Der Anti-FU-Student

Viele sprechen seinen Namen Englisch aus, nur wenige wissen überhaupt etwas über sein Leben. Warum auch? Der Namensgeber der Garystraße war ein Anti-FU-Student. Von Florian Schmidt

Die Garystraße verläuft vom U-Bahnhof Oskar-Helene-Heim an der Clayallee bis zur Thielallee. Foto: Christopher Hirsch

Villenbesitzer, Ingenieur, Verbindungsmitglied – auf den typischen FU-Studenten, der täglich in der Unibibliothek in der Garystraße sitzt, trifft das alles eher nicht zu. Auf den Namensgeber besagter Straße hingegen schon: Obwohl Max Gary hinter einem der bekanntesten Straßennamen des Dahlemer FU-Campus steckt, könnte er kaum weiter entfernt sein von denjenigen, die heute die geschlängelte Straße zwischen Clay- und Thielallee bevölkern.

Max Gary wurde am 15. August 1859 als Sohn eines ukrainischen Händlers aus Odessa in Erfurt geboren. Dort absolvierte er nach der Schule zunächst eine Zimmermannslehre. Wie viele junge Leute heutzutage zog es ihn anschließend mit Anfang 20 zum Studieren nach Berlin – jedoch nicht um sich mit einem der Fächer zu beschäftigen, die an der knapp 100 Jahre später gegründeten FU hoch im Kurs stehen. Gary widmete sich weder den Geisteswissenschaften noch der Politologie. Er begann an der Technischen Hochschule, einem Vorgänger der heutigen TU, Ingenieurwissenschaften und Architektur zu studieren; zwei Fächer, die an der FU nie angeboten wurden.

Mit Beginn des Studiums trat Gary außerdem in die Studentenverbindung Corps Saxonia Berlin ein, einer schlagenden Verbindung, die heute lediglich noch als Ableger in Aachen existiert. Auch das ist völlig atypisch für die Passanten der Garystraße im Jahr 2013: Nur sehr wenige männliche Studenten in Berlin sind Mitglied in einer Verbindung, an der FU ist das Tragen von Couleur gar von der Unileitung unerwünscht.

Sein Studium brachte Gary innerhalb von vier Jahren erfolgreich hinter sich, Architekt wurde er aber nicht. Stattdessen nahm er nach seinem Studium eine Assistenzstelle an der Königlichen Prüfstation für Baumaterialien an. Nach dem Tod des Leiters wurde er 1895 neuer Chef des Instituts. Als dieser baute sich Gary einen guten Ruf auf, weil er sich sehr um die Umstrukturierung der Prüfstation kümmerte. Nebenbei brachte er die Baustoffkunde durch einige wissenschaftliche Abhandlungen entschieden voran.

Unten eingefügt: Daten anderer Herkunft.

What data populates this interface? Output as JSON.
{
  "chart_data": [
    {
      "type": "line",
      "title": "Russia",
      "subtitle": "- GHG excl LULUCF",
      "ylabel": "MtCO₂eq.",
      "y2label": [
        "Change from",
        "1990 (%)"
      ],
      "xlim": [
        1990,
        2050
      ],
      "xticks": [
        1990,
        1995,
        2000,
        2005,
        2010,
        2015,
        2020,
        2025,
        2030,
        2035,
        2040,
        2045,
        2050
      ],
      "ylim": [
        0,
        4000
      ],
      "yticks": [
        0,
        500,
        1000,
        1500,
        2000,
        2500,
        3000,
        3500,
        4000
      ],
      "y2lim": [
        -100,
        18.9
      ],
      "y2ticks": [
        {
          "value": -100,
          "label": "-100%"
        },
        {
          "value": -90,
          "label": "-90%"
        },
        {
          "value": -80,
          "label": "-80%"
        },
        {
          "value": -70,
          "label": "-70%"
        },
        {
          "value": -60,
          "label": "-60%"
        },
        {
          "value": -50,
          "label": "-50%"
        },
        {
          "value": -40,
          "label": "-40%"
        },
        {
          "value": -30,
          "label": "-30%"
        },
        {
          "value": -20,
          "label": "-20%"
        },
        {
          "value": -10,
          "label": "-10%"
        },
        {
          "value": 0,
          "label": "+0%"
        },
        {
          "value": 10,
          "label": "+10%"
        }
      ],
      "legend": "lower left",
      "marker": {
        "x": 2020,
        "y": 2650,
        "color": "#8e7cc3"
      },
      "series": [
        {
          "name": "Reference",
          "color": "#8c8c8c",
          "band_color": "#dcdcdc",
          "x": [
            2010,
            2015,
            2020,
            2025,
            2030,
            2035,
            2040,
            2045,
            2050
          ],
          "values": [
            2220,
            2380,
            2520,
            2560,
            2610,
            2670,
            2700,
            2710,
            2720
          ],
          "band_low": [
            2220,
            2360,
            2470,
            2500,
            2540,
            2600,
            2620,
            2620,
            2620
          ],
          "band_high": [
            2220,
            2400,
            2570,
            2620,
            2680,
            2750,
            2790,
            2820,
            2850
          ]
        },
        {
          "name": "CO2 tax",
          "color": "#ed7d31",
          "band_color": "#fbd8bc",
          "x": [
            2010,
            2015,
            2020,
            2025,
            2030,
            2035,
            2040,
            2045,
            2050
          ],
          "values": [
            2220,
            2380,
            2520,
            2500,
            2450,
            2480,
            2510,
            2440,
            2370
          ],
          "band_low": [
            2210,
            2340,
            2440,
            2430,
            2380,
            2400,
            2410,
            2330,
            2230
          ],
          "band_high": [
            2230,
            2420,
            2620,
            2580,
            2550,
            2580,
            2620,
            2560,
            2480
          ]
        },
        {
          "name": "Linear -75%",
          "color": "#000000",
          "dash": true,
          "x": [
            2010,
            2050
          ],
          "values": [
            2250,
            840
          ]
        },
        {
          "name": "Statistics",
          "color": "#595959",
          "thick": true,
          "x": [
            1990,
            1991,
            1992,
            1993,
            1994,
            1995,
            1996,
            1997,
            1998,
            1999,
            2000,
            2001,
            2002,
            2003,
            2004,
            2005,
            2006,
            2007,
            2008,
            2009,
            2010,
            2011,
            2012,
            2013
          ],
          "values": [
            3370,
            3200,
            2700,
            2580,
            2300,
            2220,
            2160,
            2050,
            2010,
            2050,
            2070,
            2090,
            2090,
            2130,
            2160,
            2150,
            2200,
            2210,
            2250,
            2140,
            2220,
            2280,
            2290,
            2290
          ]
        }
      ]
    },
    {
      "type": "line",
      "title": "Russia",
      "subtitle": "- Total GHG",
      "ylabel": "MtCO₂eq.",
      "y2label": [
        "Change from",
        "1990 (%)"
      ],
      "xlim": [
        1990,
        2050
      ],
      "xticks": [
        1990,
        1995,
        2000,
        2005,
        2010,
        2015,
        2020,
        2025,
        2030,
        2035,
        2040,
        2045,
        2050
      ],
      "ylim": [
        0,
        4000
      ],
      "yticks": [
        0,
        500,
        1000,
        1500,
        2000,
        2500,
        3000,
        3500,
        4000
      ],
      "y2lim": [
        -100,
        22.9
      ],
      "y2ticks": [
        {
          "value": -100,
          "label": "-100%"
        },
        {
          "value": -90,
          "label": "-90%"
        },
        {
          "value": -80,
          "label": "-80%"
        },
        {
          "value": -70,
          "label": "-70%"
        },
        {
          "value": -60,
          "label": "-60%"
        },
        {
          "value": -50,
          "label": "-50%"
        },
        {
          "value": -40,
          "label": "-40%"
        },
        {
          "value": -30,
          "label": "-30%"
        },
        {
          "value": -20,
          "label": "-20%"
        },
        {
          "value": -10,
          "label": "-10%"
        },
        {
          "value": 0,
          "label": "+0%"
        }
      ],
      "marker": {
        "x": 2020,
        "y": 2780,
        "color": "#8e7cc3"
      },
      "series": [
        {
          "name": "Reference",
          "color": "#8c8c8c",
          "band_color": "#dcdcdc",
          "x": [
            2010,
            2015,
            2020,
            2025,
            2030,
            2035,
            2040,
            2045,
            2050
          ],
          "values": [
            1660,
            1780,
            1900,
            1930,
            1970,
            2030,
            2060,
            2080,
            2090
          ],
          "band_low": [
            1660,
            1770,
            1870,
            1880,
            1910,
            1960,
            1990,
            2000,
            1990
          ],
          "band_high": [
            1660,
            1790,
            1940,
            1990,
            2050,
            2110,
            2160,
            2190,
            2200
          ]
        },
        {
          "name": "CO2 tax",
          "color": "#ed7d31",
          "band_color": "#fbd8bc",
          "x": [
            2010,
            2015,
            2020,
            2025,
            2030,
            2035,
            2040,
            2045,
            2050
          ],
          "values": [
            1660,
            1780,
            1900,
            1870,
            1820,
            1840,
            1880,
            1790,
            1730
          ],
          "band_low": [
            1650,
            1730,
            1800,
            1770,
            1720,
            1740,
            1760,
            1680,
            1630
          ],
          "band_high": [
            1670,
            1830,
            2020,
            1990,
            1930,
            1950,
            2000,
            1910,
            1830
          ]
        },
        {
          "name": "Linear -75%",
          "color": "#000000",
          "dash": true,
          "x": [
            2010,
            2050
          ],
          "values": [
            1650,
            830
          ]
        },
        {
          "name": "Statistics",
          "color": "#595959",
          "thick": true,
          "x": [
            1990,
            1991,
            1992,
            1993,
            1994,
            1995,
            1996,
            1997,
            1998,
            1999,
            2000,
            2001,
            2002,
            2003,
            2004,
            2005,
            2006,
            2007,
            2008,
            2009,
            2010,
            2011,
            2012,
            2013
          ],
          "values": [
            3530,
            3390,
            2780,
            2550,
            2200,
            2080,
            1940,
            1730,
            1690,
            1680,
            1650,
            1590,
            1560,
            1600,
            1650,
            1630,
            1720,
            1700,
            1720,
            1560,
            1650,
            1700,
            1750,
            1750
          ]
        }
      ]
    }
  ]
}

Der Erste unter Dahlems Reichen

Sein Job war offensichtlich lukrativ. 1902 ließ sich Gary das erste Herrenhaus in der neuen Villenkolonie Dahlem bauen. Das prächtige Haus steht noch heute am Rand des großen Boulevards Unter den Eichen, also unweit der damaligen „Straße 6“, die später nach ihm benannt wurde. In seiner schicken Wohngegend brachte sich Gary stark ins öffentliche Leben ein: Er war Mitglied der Gutsvertretung Domäne Dahlem, außerdem der erste Vorsitzende der Freien Vereinigung Dahlemer Villenbesitzer – ebenfalls Positionen, die für die meisten heutigen FU-Studenten wohl eher nicht in Frage kommen.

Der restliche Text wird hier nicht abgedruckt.